12 August 2022

These New Chalupas are Hot and Sassy

I am invincible. When I swept my basement this afternoon, the dust got into my lungs and poisoned me. It’s my understanding that you have the habit of banging your head when listening to music. I wonder what type of song is in your headphones. I see that you have a “Vote for Me” sign in your yard. 

Brooklyn, Compton, Houston, and Denver all fit under the same roof, and they’re all welcome in my house. I would like to partner with them and go commit robberies of big, private banks. Did you know that Charles Schulz died last year? He created the comic strip Peanuts, which featured the characters Charlie Brown and Snoopy. 

Ah, and that reminds me: Whenever I slam my fist into the drywall of my house, a jagged-edged bubble appears which contains the English word “Pow!” Now would you care to join me in doing the Dinosaur Dance and then letting out a realistic roar? We could quit veganism and become red-meat eaters together, to celebrate nuclear armageddon. It’s going to happen anyway, why not enjoy it? 

Doctor Freud is now fully enlightened, because he stared into the eye of the Cyclops Snake and its fangs squirted him with venom.

When the light is green, then go — that’s what I always say. 

Here, take this trolamine salicylate. Did you see all the add-ons that the Wonder Boy possesses? He’s got a lot. Now, by a show of hands, who among ye multitudes wants to eat raindrops?
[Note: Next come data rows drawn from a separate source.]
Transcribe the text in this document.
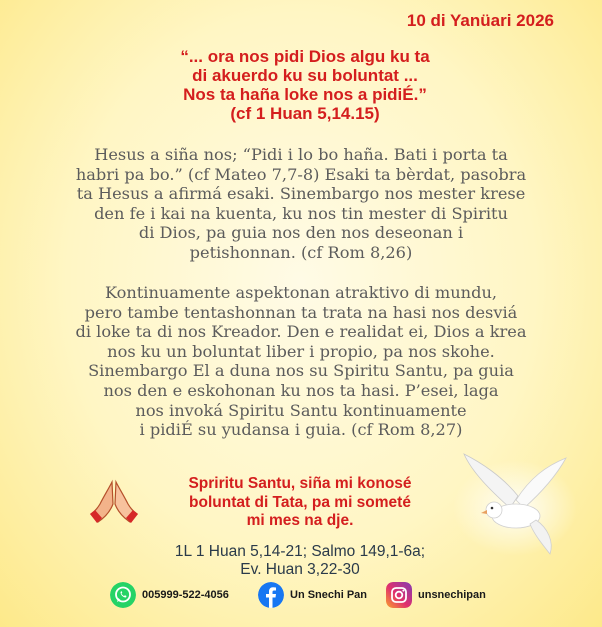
10 di Yanüari 2026
“... ora nos pidi Dios algu ku ta
di akuerdo ku su boluntat ...
Nos ta haña loke nos a pidiÉ.”
(cf 1 Huan 5,14.15)
Hesus a siña nos; “Pidi i lo bo haña. Bati i porta ta
habri pa bo.” (cf Mateo 7,7-8) Esaki ta bèrdat, pasobra
ta Hesus a afirmá esaki. Sinembargo nos mester krese
den fe i kai na kuenta, ku nos tin mester di Spiritu
di Dios, pa guia nos den nos deseonan i
petishonnan. (cf Rom 8,26)
Kontinuamente aspektonan atraktivo di mundu,
pero tambe tentashonnan ta trata na hasi nos desviá
di loke ta di nos Kreador. Den e realidat ei, Dios a krea
nos ku un boluntat liber i propio, pa nos skohe.
Sinembargo El a duna nos su Spiritu Santu, pa guia
nos den e eskohonan ku nos ta hasi. P’esei, laga
nos invoká Spiritu Santu kontinuamente
i pidiÉ su yudansa i guia. (cf Rom 8,27)
Spriritu Santu, siña mi konosé
boluntat di Tata, pa mi someté
mi mes na dje.
1L 1 Huan 5,14-21; Salmo 149,1-6a;
Ev. Huan 3,22-30
005999-522-4056	Un Snechi Pan	unsnechipan
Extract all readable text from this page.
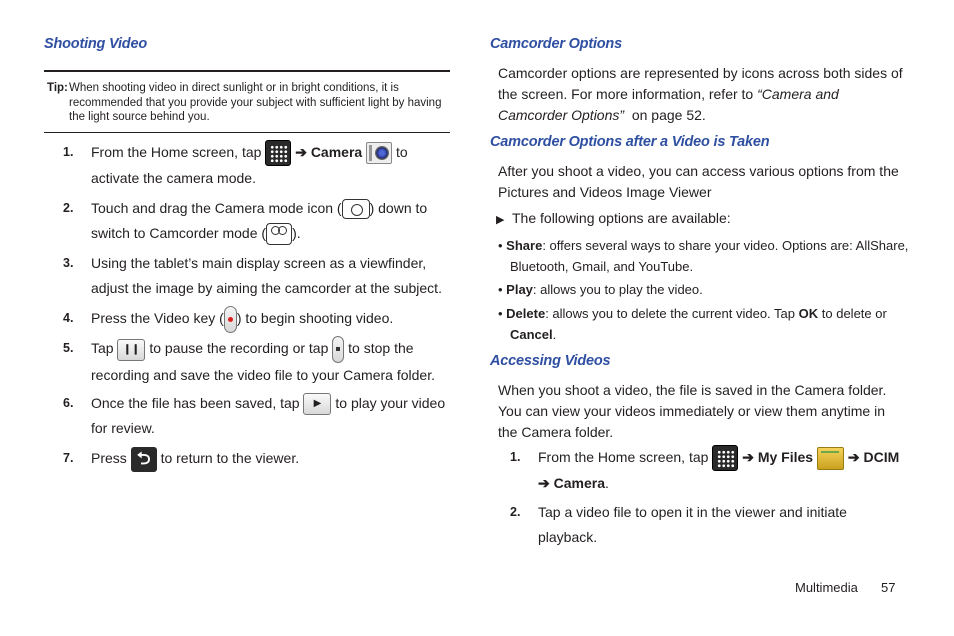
Shooting Video
Tip: When shooting video in direct sunlight or in bright conditions, it is recommended that you provide your subject with sufficient light by having the light source behind you.
1. From the Home screen, tap ➔ Camera to
activate the camera mode.
2. Touch and drag the Camera mode icon ( ) down to
switch to Camcorder mode ( ).
3. Using the tablet’s main display screen as a viewfinder,
adjust the image by aiming the camcorder at the subject.
4. Press the Video key ( ) to begin shooting video.
5. Tap ❙❙ to pause the recording or tap to stop the
recording and save the video file to your Camera folder.
6. Once the file has been saved, tap ▶ to play your video
for review.
7. Press ⮌ to return to the viewer.
Camcorder Options
Camcorder options are represented by icons across both sides of
the screen. For more information, refer to “Camera and
Camcorder Options” on page 52.
Camcorder Options after a Video is Taken
After you shoot a video, you can access various options from the
Pictures and Videos Image Viewer
▶ The following options are available:
• Share: offers several ways to share your video. Options are: AllShare,
Bluetooth, Gmail, and YouTube.
• Play: allows you to play the video.
• Delete: allows you to delete the current video. Tap OK to delete or
Cancel.
Accessing Videos
When you shoot a video, the file is saved in the Camera folder.
You can view your videos immediately or view them anytime in
the Camera folder.
1. From the Home screen, tap ➔ My Files ➔ DCIM
➔ Camera.
2. Tap a video file to open it in the viewer and initiate
playback.
Multimedia 57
Stick out your tongue and let them fall. Just make sure it’s clean precipitation — it shouldn’t feel like burning acid. 

Pluto is far away and very icy. Martial arts were spoken into existence on the Second Day of Creation, for the purpose of giving flat hands something to chop about. I don’t mean Sumo Wrestling — those folks require you to physically reposition them inside their circle, which is harder than I expected. 
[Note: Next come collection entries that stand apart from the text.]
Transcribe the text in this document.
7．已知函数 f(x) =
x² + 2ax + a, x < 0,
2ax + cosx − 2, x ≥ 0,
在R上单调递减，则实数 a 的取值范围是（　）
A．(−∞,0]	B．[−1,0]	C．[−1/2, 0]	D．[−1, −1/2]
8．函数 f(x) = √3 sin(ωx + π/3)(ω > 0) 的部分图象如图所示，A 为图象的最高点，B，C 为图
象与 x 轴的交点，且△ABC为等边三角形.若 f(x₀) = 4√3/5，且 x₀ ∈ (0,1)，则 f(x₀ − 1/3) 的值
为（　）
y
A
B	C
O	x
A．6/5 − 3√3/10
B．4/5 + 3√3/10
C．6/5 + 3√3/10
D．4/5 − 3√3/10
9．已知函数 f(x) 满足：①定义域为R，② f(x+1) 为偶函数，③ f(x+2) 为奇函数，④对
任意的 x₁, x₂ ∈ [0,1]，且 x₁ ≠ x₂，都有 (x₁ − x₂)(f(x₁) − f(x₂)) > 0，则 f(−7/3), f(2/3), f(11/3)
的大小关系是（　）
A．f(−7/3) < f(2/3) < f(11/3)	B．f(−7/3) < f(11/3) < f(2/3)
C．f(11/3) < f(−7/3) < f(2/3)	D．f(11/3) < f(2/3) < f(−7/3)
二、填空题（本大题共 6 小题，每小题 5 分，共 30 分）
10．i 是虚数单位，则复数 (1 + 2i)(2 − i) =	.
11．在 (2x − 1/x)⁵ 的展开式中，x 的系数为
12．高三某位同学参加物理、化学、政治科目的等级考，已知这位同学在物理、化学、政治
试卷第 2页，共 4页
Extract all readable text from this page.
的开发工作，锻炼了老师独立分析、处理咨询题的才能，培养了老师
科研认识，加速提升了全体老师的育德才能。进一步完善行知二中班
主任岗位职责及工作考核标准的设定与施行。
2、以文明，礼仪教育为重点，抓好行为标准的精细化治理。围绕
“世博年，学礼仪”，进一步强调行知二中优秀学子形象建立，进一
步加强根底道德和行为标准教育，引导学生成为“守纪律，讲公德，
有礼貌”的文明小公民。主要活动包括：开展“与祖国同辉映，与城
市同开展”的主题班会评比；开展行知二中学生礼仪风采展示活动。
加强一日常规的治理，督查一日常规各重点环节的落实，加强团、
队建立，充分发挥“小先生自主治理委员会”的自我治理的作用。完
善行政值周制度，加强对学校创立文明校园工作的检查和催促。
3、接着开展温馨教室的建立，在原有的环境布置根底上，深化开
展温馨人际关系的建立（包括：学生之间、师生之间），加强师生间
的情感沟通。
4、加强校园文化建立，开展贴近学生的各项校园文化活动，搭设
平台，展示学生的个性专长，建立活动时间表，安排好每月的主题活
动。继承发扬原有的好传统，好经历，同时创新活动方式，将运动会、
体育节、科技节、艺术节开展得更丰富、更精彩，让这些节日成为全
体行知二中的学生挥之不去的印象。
Denver and I just got back from robbing a big bank — high five, we cleaned em out. Things that can be pumped up include bicycle tires and volume. 

Shall we wire someone a telegraph using Morse code, even tho neither of us knows Morse code? What if our dots and dashes (which we assume are gibberish because we chose them wholly randomly and without care) ended up making sense, and the unintended message that they accidentally conveyed turned out to be the solution to a mysterious murder, like the JFK assassination — wouldn’t that hit the spot!

Before this essay ends, I want to make sure that I use the words “señorita”, “incognito”, “pizza”, and “burrito”. Also the phrases “taco grande” and “poncho nasty”. I had written all these terms down in a note-to-self, but I couldn’t figure out how to work them in yet, and I’m running out of time — I just didn’t want to forget them. 

Now let me climb up on my rooftop to shout the conclusion. Here’s the conclusion: 

They say there’s no “I” in “team”; however, “oui” means “yes” in French, which is “sí” in Spanish; and then “yo” is Spanish for “I”. — Do you detect the pattern?